Forrest Moore, Policy Fellow, Chapin Hall
Forrest Moore is a Policy Fellow at Chapin Hall, bringing over 20 years of experience serving youth and their families. He provides strategic guidance on research and evidence use to youth-servicing agencies across a multitude of issues, including the overrepresentation of children and young people of color in public systems like child welfare and juvenile justice. He specializes in designing and implementing feasible action plans to improve delivery of and outcomes associated with youth development programming, especially those focused on highly vulnerable subgroups of youth and young adults. Forrest has extensive expertise working with public and private decision makers, especially in community-based agencies. His approach emphasizes the use of evidence in decision making and the application of implementation science principles within systems, program and practice change efforts. Prior to joining Chapin Hall, Forrest was an independent consultant focused on research, strategic planning and project management for multiple youth-serving organizations.
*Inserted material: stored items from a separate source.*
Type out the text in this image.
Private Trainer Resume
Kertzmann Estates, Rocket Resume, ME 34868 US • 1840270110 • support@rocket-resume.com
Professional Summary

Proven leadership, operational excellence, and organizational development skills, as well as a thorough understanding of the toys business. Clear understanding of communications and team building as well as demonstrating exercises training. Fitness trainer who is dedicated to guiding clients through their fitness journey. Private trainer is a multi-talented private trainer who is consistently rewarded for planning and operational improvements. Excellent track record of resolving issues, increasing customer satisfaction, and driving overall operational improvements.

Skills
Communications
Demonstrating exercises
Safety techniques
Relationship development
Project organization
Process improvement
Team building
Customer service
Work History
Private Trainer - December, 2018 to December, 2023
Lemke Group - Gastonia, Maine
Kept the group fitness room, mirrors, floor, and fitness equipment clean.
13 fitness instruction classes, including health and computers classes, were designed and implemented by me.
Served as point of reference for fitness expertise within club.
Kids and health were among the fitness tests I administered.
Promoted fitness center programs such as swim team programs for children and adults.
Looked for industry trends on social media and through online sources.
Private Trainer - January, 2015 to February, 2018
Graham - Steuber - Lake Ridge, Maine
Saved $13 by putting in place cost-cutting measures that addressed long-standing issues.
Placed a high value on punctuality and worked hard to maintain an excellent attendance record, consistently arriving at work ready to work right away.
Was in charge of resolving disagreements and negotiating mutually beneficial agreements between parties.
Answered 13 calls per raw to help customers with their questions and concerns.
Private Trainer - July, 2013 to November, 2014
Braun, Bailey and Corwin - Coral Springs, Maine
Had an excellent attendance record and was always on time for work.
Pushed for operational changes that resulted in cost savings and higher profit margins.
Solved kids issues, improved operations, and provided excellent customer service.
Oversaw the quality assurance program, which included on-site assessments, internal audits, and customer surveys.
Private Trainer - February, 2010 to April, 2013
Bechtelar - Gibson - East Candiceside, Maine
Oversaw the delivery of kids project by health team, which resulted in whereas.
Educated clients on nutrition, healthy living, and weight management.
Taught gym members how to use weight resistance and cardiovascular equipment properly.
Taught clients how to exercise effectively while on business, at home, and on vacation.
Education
Forrest has a Ph.D. in Research Methodology from Loyola University in Chicago and a BS in Organizational Leadership from the Knoy School of Technology at Purdue University.
For the past decade, Kaile has worked to address and prevent gang and community violence and the impact of multiple forms of violence on people and communities. In her current role as Executive Director of the emerging Arts for Incarcerated Youth Network, Kaile works to connect organizations providing arts programming for incarcerated youth, to strengthen supports for youth and promote the integration of arts into comprehensive reintegration strategies. Through her previous positions with Violence Prevention Coalition of Greater Los Angeles, Homeboy Industries, and her volunteer work with youth violence prevention and intervention nonprofits, Kaile works to frame violence as an issue of public health rather than criminal justice.
Katya Fels Smyth, Founder and CEO, The Full Frame Initiative
Katya Fels Smyth is Founder and CEO of the Full Frame Initiative (FFI), a nonprofit working nationally to change systems so people, families and communities facing poverty, violence and trauma have the supports, tools and resources they need to thrive. She has over two decades of experience in working with communities, nonprofits and public systems to design, implement and evaluate responses to the intersection of poverty, violence and trauma. Her experience as co-director of a homeless shelter and sexual violence counselor led her in 1995 to found On the Rise, Inc., a Massachusetts-based organization supporting homeless women poorly served by mainstream programs. In 2007, she founded FFI. She is FFI’s lead in its collaboration with Missouri DYS to enable stronger transitions to community and increase family engagement, with Missouri Children’s Division in reorienting child welfare around wellbeing and is integrally involved in a Massachusetts government initiative to improve system integration. A recipient of several social entrepreneurship awards and fellowships, Katya speaks, publishes and provides consultation nationally. She has been a Research Affiliate with MIT’s Community Innovators Lab (Co-Lab) and was a Research Fellow at the Malcolm Wiener Center for Social Policy at Harvard’s Kennedy School of Government. Katya holds an AB with honors in Biology from Harvard and received an honorary Doctorate of Divinity from the Episcopal Divinity School.